Since the renormalization transformation corresponds to integrating out short-wavelength field modes, the RG transformations are lossy and thus form a semigroup only. My question is — if there is an explicit example (or a demonstration) of an ill-posed problem for RG evolution? I mean, RG evolution equation the solutions (of initial-boundary value problem) of which have some pathological properties like instability under a small perturbation of initial data, thus making a numerical solution either not sensible or requiring to incorporate prior information (like Tikhonov regularization).
Update. Actually, I have two reasons to worry about such ill-posed problems.

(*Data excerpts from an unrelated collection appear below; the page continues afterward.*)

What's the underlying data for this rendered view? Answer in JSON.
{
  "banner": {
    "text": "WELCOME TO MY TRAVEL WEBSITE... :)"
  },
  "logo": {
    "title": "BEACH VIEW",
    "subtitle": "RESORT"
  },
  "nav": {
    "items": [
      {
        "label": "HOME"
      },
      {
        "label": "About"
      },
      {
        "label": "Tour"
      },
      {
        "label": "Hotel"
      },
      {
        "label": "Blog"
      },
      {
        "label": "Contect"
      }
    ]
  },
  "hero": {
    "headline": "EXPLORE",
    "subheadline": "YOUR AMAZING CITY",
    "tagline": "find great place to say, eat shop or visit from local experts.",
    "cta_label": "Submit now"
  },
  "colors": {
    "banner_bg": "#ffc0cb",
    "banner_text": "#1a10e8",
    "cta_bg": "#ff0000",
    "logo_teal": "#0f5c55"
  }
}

The first one: the standard procedure of utilizing the parton density functions at colliders is to parameterize these function for some soft normalization scale $\mu\sim\Lambda_{QCD}$ and then use DGLAP equations to evolve the distributions to the hard scale of the process $Q\gg\mu$. The direction of such evolution is opposite to «normal» RG procedure (from the small resolution scale $Q^{-1}$ to the large one $\mu^{-1}$). Thus I suspect that such procedure is (strictly speaking) ill-posed.
The second: the observables/distributions mentioned above are matrix elements of some nonlocal operators. Using the operator product expansion (OPE), one can reduce the corresponding integro-differential equation to a set of ordinary differential equation for the renormalization constants of local operators. My intuition says that in this case the RG evolution for the distribution will be well-posed at least in one RG direction (thus I think the DGLAP equations are well-posed for the evolution direction $Q\rightarrow\mu$). Therefore, a complete ill-posed RG evolution appears when the OPE fails.